Avalanche: Dry Creek

Observer Name
B. Sukow
Observation Date
Friday, January 1, 2016
Avalanche Date
Friday, January 1, 2016
Dry Creek
Location Name or Route
Box Elder via Dry Creek
Trigger: additional info
Unintentionally Triggered
Avalanche Type
Hard Slab
Avalanche Problem
Wind Drifted Snow
Weak Layer
Buried - Partly

We (a party of 5) started up in the morning headed up the west side of Box Elder from the Dry Creek trailhead with the intend of skiing southwest off of the summit and then down through mellow WNW facing aspens. I've done this tour that last 3 or 4 years on New Years day as it is generally safe and has an old road to by pass the scrub oak even in low snow years. However, since we knew of a party skiing the same route yesterday, rather than taking our normal route up, we instead opted to save time following their skin track one ridge further north.

Once we reached 8000', we were already experiencing quite and bit of wind out of the East and we decided that a summit descent wasn't going to happen and that we'd just go to timberline and ski down through the aspens.
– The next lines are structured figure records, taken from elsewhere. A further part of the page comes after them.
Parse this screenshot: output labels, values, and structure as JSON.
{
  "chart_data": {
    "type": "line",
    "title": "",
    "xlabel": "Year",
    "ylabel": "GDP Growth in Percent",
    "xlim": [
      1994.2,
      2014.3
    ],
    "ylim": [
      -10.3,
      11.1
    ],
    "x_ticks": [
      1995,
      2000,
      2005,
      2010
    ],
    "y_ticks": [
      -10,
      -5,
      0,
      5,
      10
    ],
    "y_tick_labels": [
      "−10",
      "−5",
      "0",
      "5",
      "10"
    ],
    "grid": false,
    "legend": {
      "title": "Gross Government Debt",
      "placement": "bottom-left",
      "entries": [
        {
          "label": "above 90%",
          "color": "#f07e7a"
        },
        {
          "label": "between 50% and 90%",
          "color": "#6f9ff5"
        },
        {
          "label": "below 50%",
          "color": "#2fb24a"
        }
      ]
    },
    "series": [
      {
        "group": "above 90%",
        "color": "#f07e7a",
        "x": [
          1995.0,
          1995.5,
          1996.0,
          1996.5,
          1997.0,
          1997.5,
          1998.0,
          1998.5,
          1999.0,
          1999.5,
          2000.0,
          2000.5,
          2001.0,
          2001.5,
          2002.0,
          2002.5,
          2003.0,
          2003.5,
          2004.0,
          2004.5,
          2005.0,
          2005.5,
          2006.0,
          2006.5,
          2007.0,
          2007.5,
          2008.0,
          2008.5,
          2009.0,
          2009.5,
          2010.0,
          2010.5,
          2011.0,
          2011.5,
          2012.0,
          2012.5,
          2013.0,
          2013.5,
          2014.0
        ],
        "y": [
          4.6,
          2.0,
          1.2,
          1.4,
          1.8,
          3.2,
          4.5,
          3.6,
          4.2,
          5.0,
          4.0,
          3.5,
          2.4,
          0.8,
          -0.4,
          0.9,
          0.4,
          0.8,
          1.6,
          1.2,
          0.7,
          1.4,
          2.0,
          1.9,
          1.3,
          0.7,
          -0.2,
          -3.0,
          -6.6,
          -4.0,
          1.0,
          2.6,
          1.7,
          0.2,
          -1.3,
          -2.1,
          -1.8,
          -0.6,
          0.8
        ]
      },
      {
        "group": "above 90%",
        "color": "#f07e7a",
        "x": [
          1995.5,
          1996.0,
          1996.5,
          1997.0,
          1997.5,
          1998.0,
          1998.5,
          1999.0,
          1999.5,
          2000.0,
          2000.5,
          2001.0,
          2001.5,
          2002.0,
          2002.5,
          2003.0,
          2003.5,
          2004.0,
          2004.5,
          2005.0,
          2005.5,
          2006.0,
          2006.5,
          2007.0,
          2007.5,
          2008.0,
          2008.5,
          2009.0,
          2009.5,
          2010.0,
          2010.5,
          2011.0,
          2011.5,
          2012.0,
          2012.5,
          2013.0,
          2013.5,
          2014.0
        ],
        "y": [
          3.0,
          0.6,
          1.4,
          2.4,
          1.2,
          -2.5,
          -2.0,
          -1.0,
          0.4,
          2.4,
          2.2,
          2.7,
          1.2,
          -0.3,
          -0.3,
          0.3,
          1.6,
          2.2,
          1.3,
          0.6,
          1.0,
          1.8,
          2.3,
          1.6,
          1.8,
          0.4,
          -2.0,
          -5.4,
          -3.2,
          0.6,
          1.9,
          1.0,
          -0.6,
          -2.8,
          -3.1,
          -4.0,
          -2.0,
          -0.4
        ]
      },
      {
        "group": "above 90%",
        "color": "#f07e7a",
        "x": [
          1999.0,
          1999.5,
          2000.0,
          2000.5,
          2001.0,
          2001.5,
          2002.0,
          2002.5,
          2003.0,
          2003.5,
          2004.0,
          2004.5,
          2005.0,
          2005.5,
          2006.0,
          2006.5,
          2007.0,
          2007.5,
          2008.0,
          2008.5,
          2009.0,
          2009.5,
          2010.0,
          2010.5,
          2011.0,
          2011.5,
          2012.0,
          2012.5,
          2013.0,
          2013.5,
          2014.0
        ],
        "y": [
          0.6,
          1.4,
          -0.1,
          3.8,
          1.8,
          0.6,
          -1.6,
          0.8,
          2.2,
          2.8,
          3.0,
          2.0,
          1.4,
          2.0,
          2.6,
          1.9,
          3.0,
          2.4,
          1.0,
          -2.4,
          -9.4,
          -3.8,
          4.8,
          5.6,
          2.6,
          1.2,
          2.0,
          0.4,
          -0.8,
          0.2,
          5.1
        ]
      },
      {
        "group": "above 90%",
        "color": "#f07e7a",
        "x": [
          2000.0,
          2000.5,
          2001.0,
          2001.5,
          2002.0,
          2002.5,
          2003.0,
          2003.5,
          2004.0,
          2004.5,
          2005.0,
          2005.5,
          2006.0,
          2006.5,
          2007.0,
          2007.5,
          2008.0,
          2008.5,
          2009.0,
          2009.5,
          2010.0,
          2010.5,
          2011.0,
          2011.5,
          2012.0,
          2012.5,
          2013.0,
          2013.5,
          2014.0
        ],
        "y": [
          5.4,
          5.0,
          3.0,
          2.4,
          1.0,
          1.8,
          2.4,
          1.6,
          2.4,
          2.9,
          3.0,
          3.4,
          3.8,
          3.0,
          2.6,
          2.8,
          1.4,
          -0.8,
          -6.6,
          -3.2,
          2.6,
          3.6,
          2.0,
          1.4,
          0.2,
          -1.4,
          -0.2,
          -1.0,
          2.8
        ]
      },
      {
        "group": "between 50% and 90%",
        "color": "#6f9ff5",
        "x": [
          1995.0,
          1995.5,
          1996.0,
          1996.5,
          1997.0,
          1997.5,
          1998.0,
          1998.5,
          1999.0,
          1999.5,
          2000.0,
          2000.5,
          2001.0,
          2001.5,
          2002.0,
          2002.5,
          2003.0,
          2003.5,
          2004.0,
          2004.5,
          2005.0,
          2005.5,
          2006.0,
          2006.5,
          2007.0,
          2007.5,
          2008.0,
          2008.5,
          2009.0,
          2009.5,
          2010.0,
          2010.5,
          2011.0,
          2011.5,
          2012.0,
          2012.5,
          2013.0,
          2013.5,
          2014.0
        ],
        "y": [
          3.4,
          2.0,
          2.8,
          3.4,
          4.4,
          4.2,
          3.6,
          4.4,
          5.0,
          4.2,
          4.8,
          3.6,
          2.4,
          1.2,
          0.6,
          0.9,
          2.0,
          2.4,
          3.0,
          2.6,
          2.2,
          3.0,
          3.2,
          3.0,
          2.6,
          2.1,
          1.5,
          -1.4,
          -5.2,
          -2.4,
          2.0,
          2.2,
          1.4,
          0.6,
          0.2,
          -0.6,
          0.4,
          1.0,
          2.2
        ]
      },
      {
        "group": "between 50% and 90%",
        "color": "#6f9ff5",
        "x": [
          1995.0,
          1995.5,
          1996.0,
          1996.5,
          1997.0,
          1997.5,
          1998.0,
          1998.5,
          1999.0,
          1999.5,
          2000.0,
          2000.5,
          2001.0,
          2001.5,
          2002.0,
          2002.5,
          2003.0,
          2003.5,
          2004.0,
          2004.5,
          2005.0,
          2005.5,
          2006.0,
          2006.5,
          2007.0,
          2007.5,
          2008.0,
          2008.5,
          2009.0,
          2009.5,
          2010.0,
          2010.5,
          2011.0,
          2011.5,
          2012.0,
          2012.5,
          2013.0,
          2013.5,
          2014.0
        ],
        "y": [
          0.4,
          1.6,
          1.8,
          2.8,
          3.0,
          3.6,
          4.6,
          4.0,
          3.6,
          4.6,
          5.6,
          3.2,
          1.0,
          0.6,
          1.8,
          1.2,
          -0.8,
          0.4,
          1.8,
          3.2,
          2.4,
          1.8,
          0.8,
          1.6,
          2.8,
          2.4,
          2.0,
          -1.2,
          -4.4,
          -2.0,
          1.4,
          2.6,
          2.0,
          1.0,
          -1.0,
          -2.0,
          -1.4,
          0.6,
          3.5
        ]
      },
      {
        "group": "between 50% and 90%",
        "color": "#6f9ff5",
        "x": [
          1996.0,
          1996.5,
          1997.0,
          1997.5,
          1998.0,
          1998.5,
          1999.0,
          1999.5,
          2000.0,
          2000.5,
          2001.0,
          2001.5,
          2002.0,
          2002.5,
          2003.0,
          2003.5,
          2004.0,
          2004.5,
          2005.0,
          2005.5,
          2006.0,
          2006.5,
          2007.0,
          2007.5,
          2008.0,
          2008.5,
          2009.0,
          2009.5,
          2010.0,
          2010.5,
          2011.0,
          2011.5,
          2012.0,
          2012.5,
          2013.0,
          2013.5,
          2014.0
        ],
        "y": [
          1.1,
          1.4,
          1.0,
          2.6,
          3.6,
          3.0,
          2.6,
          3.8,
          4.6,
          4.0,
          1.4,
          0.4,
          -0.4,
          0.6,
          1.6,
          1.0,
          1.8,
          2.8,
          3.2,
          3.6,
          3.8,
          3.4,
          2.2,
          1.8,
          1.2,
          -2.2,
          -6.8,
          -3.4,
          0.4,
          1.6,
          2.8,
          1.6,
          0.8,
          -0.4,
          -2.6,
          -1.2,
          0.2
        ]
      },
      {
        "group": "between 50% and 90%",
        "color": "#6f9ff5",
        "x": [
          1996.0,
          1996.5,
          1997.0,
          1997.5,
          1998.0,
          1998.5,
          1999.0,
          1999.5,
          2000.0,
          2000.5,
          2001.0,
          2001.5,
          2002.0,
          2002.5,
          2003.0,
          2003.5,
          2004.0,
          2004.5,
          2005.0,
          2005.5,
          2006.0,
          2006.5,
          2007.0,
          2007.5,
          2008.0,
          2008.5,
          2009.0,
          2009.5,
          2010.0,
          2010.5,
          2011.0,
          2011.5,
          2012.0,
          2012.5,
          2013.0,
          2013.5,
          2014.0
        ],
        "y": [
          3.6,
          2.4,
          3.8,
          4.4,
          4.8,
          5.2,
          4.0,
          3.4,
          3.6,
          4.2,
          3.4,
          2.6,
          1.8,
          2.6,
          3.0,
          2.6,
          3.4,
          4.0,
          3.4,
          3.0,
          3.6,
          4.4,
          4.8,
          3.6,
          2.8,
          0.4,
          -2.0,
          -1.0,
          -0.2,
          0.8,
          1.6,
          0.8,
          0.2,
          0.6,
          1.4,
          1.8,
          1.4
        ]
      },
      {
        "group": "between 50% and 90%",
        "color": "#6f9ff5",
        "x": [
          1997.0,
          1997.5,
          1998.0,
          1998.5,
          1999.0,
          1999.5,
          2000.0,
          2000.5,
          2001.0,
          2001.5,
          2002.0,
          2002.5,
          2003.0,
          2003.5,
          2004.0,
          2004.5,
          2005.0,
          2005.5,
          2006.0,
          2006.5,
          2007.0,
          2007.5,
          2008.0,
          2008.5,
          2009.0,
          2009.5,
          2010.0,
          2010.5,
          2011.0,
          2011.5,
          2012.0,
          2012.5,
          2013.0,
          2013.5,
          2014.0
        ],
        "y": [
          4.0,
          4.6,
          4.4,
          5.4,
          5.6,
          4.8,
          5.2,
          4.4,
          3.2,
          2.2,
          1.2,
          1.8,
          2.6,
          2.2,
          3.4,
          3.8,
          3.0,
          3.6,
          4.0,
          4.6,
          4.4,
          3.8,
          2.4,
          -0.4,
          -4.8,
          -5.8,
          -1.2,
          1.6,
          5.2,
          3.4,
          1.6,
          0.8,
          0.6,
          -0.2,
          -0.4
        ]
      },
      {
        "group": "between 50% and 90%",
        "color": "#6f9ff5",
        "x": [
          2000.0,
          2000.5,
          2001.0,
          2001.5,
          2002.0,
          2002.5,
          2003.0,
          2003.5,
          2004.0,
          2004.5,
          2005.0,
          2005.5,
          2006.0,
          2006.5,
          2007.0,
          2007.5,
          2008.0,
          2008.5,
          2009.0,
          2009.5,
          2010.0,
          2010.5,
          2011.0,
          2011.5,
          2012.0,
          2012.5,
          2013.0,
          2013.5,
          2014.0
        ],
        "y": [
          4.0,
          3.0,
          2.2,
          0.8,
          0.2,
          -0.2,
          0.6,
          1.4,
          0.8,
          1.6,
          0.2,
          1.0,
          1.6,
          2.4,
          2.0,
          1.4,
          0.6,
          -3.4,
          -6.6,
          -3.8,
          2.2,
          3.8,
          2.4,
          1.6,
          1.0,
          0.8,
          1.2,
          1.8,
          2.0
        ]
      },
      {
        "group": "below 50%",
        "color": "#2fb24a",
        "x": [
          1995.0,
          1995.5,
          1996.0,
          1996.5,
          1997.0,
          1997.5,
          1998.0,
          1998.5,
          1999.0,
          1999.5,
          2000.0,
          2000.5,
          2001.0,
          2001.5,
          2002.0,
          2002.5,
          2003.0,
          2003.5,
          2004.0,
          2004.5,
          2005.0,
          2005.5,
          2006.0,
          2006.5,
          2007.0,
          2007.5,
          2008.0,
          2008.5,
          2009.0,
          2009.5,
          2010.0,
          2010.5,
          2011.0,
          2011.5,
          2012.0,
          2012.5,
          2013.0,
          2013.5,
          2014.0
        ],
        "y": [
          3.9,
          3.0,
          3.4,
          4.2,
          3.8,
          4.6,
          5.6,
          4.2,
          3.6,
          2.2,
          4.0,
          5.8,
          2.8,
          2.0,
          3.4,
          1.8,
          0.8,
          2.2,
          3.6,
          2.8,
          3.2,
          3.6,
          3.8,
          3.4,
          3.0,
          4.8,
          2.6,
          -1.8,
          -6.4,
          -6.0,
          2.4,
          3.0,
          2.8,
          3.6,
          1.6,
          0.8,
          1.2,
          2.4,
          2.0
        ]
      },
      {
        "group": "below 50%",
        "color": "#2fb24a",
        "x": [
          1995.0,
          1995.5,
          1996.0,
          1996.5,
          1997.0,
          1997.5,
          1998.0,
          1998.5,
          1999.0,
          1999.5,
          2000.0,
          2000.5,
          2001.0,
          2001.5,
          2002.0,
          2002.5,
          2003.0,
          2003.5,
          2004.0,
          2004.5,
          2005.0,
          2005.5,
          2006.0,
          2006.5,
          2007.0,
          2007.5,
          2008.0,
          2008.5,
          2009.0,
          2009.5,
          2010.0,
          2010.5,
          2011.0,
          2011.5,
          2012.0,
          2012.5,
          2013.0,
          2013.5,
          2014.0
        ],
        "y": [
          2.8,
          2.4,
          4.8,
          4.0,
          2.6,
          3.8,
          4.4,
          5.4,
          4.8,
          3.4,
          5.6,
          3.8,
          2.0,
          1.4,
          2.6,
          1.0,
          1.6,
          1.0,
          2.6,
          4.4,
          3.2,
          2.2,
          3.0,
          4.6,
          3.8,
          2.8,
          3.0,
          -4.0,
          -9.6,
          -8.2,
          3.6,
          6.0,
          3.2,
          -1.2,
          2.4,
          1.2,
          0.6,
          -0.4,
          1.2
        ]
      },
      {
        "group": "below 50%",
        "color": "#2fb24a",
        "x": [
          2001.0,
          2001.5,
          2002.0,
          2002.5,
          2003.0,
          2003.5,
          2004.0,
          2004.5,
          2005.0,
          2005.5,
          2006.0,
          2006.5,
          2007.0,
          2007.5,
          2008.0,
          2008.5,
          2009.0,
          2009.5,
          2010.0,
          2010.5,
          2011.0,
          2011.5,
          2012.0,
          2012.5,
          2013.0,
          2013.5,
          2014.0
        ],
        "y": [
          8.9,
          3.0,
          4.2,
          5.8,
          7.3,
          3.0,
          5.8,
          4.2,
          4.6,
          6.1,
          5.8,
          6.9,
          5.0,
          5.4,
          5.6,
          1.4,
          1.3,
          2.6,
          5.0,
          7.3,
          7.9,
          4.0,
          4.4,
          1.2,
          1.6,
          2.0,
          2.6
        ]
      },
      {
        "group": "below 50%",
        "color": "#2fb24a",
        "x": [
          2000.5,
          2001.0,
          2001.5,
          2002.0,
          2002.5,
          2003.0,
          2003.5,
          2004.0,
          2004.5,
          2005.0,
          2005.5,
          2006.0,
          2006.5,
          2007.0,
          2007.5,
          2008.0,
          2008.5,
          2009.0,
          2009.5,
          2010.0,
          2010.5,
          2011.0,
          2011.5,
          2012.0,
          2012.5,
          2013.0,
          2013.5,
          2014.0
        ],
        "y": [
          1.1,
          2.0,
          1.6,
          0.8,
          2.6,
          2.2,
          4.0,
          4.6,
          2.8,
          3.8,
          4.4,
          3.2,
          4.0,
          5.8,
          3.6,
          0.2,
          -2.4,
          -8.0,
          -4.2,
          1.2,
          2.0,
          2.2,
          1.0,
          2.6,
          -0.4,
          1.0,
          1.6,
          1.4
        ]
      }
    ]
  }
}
The track we followed also was definitely not better than the normal route, so we were moving more slowly than expected. Between us and our descent of choice was a fairly open, slightly brushed WSW slope that yesterday's skin track crossed. Open seeing the slope, I noticed that a gully was being cross loaded and about a hundred feet below the skin track a small (2-4" by 10') pocket had pulled out. The skin track crossed the gully higher and was safe (there was a smaller 1" deep pocket above a flat that cracked when I hit it with a pole). We spread out and continued, wary but not too concerned. I had briefly considered putting in a new track up to the ridge to avoid crossing the slope, but didn't say anything (wanting to get out of the wind quickly) and continued across.

A few hundred yards latter, I spotted a couple of obvious pillows. The left was 30' wide by 20' tall, and the right was 40' wide by 20' tall. The track went below the left one with plenty of breathing room both towards the toe of the right pocket. When I tested it with a ski tip, the perimeter of the pocket cracked all the way around but did not slide. Their appeared to be 2"-10" deep pencil-hard windslab. On the other side was sheltered, low angle terrain. I stopped and waited for another member of our party to decide what to do, not wanting to cross the pocket that had cracked. We agreed that it would probably be okay to carefully skin between the left and right pockets and then cross over the top of the right-hand pocket were it had cracked out. I started up but by this time the other members of the group had nearly caught up with us and we didn't realize that they had just moved below the left hand pocket.

After a couple of narrowly spaced kick turns, the slope above me and the left-hand pocket all slide. Where I was, the slap was only 3-4" thick and I stayed put (although it packed some punch and I was not certain I was going to stay were I was). The partner I had consulted with was directly below me and also managed to arrest before going anywhere. The pocket to our left, however, turned out to be tucked in under a small rock, allowing the slab to be 2' deep at that point (much to our surprise). The large slab went directly towards the other three members of our party. One managed to get out of the way, another was carried a few feet, but the third was hit directly and carried about 40'. He managed to grab a 3" aspen which promptly broke off in his hand but slowed him enough for the slide to go by. At the same time, I was able to quickly kick turn and move into the bed surface to maintain visual contact.

At this point everyone was okay, but the wind was still blowing hard. Three of us retreated to slightly safer ground while another went down to help search for a missing ski. After ten minutes of searching we found nothing and didn't feel comfortable lingering so we retreated minus one ski. One think we noted afterwards was the chaos associated with the slide. While I was ready to dive down and start digging if necessary, the un-caught member of our group didn't know that anyone had taken ride - we would have been wise to take 30 seconds to communicate before taking any action.